Ticker | No of HFs with positions | Total Value of HF Positions (x1000) | Change in HF Position |
---|---|---|---|
PTVCA | 2 | 5545 | 1 |
ZEUS | 9 | 17697 | 1 |
NEXT | 8 | 206584 | 2 |
SURF | 15 | 54749 | -7 |
FREQ | 11 | 27452 | 2 |
TK | 13 | 30933 | 6 |
SRT | 4 | 8414 | 1 |
Average | 8.9 | 50196 | 0.9 |
View table here if you experience formatting issues.
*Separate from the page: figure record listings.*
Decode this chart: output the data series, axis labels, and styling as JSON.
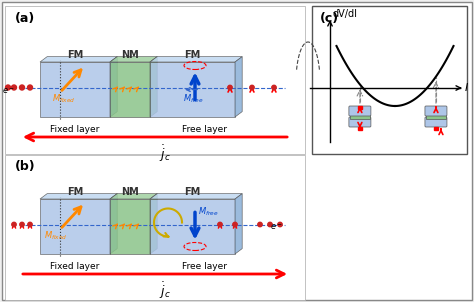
{
  "bg_color": "#f0f0f0",
  "panel_bg": "#ffffff",
  "fm_color": "#aec6e8",
  "nm_color": "#8bc48a",
  "label_a": "(a)",
  "label_b": "(b)",
  "label_c": "(c)",
  "fm_label": "FM",
  "nm_label": "NM",
  "fixed_layer": "Fixed layer",
  "free_layer": "Free layer",
  "jc_label": "$\\dot{j}_c$",
  "mfixed_label": "$M_{fixed}$",
  "mfree_label": "$M_{free}$",
  "electron_label": "$e^-$",
  "dvdi_label": "dV/dI",
  "I_label": "I"
}
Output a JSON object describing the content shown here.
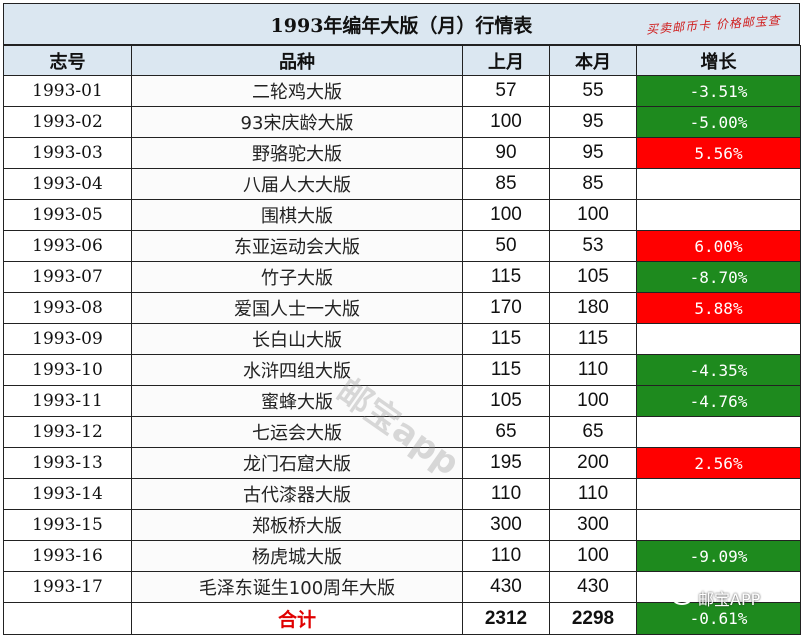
{
  "title": "1993年编年大版（月）行情表",
  "stamp": "买卖邮币卡 价格邮宝查",
  "headers": [
    "志号",
    "品种",
    "上月",
    "本月",
    "增长"
  ],
  "rows": [
    {
      "code": "1993-01",
      "name": "二轮鸡大版",
      "last": "57",
      "this": "55",
      "change": "-3.51%",
      "trend": "down"
    },
    {
      "code": "1993-02",
      "name": "93宋庆龄大版",
      "last": "100",
      "this": "95",
      "change": "-5.00%",
      "trend": "down"
    },
    {
      "code": "1993-03",
      "name": "野骆驼大版",
      "last": "90",
      "this": "95",
      "change": "5.56%",
      "trend": "up"
    },
    {
      "code": "1993-04",
      "name": "八届人大大版",
      "last": "85",
      "this": "85",
      "change": "",
      "trend": "flat"
    },
    {
      "code": "1993-05",
      "name": "围棋大版",
      "last": "100",
      "this": "100",
      "change": "",
      "trend": "flat"
    },
    {
      "code": "1993-06",
      "name": "东亚运动会大版",
      "last": "50",
      "this": "53",
      "change": "6.00%",
      "trend": "up"
    },
    {
      "code": "1993-07",
      "name": "竹子大版",
      "last": "115",
      "this": "105",
      "change": "-8.70%",
      "trend": "down"
    },
    {
      "code": "1993-08",
      "name": "爱国人士一大版",
      "last": "170",
      "this": "180",
      "change": "5.88%",
      "trend": "up"
    },
    {
      "code": "1993-09",
      "name": "长白山大版",
      "last": "115",
      "this": "115",
      "change": "",
      "trend": "flat"
    },
    {
      "code": "1993-10",
      "name": "水浒四组大版",
      "last": "115",
      "this": "110",
      "change": "-4.35%",
      "trend": "down"
    },
    {
      "code": "1993-11",
      "name": "蜜蜂大版",
      "last": "105",
      "this": "100",
      "change": "-4.76%",
      "trend": "down"
    },
    {
      "code": "1993-12",
      "name": "七运会大版",
      "last": "65",
      "this": "65",
      "change": "",
      "trend": "flat"
    },
    {
      "code": "1993-13",
      "name": "龙门石窟大版",
      "last": "195",
      "this": "200",
      "change": "2.56%",
      "trend": "up"
    },
    {
      "code": "1993-14",
      "name": "古代漆器大版",
      "last": "110",
      "this": "110",
      "change": "",
      "trend": "flat"
    },
    {
      "code": "1993-15",
      "name": "郑板桥大版",
      "last": "300",
      "this": "300",
      "change": "",
      "trend": "flat"
    },
    {
      "code": "1993-16",
      "name": "杨虎城大版",
      "last": "110",
      "this": "100",
      "change": "-9.09%",
      "trend": "down"
    },
    {
      "code": "1993-17",
      "name": "毛泽东诞生100周年大版",
      "last": "430",
      "this": "430",
      "change": "",
      "trend": "flat"
    }
  ],
  "total": {
    "label": "合计",
    "last": "2312",
    "this": "2298",
    "change": "-0.61%",
    "trend": "down"
  },
  "watermark": "邮宝app",
  "badge": "邮宝APP",
  "colors": {
    "header_bg": "#dbe7f1",
    "down": "#1e8a1e",
    "up": "#ff0000",
    "total_label": "#e00000"
  }
}
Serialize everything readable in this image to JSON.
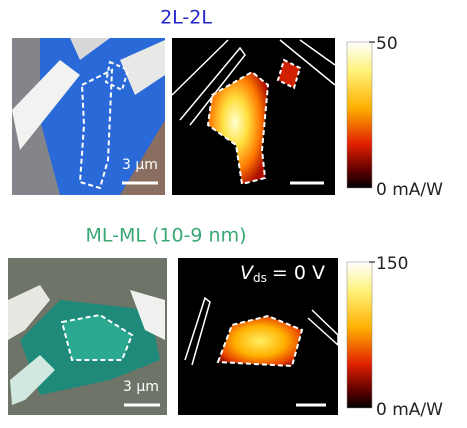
{
  "panels": [
    {
      "title": "2L-2L",
      "scale_bar": "3 μm",
      "colorbar": {
        "max": 50,
        "min": "0 mA/W"
      }
    },
    {
      "title": "ML-ML (10-9 nm)",
      "scale_bar": "3 μm",
      "colorbar": {
        "max": 150,
        "min": "0 mA/W"
      },
      "annotation": {
        "symbol": "V",
        "subscript": "ds",
        "rest": "= 0 V"
      }
    }
  ]
}
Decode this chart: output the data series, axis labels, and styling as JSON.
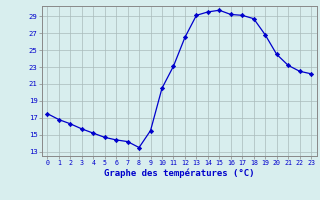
{
  "hours": [
    0,
    1,
    2,
    3,
    4,
    5,
    6,
    7,
    8,
    9,
    10,
    11,
    12,
    13,
    14,
    15,
    16,
    17,
    18,
    19,
    20,
    21,
    22,
    23
  ],
  "temps": [
    17.5,
    16.8,
    16.3,
    15.7,
    15.2,
    14.7,
    14.4,
    14.2,
    13.5,
    15.5,
    20.5,
    23.1,
    26.5,
    29.1,
    29.5,
    29.7,
    29.2,
    29.1,
    28.7,
    26.8,
    24.5,
    23.2,
    22.5,
    22.2
  ],
  "line_color": "#0000cc",
  "marker": "D",
  "marker_size": 2.2,
  "bg_color": "#d8eeee",
  "grid_color": "#aabbbb",
  "xlabel": "Graphe des températures (°C)",
  "xlabel_color": "#0000cc",
  "tick_color": "#0000cc",
  "axis_color": "#888888",
  "ylim": [
    12.5,
    30.2
  ],
  "xlim": [
    -0.5,
    23.5
  ],
  "yticks": [
    13,
    15,
    17,
    19,
    21,
    23,
    25,
    27,
    29
  ],
  "xticks": [
    0,
    1,
    2,
    3,
    4,
    5,
    6,
    7,
    8,
    9,
    10,
    11,
    12,
    13,
    14,
    15,
    16,
    17,
    18,
    19,
    20,
    21,
    22,
    23
  ]
}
As you can see these stocks had an average of 8.9 hedge funds with bullish positions and the average amount invested in these stocks was $50 million. That figure was $170 million in COGT’s case. Surface Oncology, Inc. (NASDAQ:SURF) is the most popular stock in this table. On the other hand Protective Insurance Corporation (NASDAQ:PTVCA) is the least popular one with only 2 bullish hedge fund positions. Compared to these stocks Cogent Biosciences, Inc. (NASDAQ:COGT) is more popular among hedge funds. Our overall hedge fund sentiment score for COGT is 82.9. Stocks with higher number of hedge fund positions relative to other stocks as well as relative to their historical range receive a higher sentiment score. Our calculations showed that top 5 most popular stocks among hedge funds returned 95.8% in 2019 and 2020, and outperformed the S&P 500 ETF (SPY) by 40 percentage points. These stocks gained 24% in 2021 through July 9th and still beat the market by 6.7 percentage points. Unfortunately COGT wasn’t nearly as popular as these 5 stocks and hedge funds that were betting on COGT were disappointed as the stock returned -21.5% since the end of the first quarter (through 7/9) and underperformed the market. If you are interested in investing in large cap stocks with huge upside potential, you should check out the top 5 most popular stocks among hedge funds as most of these stocks already outperformed the market since 2019.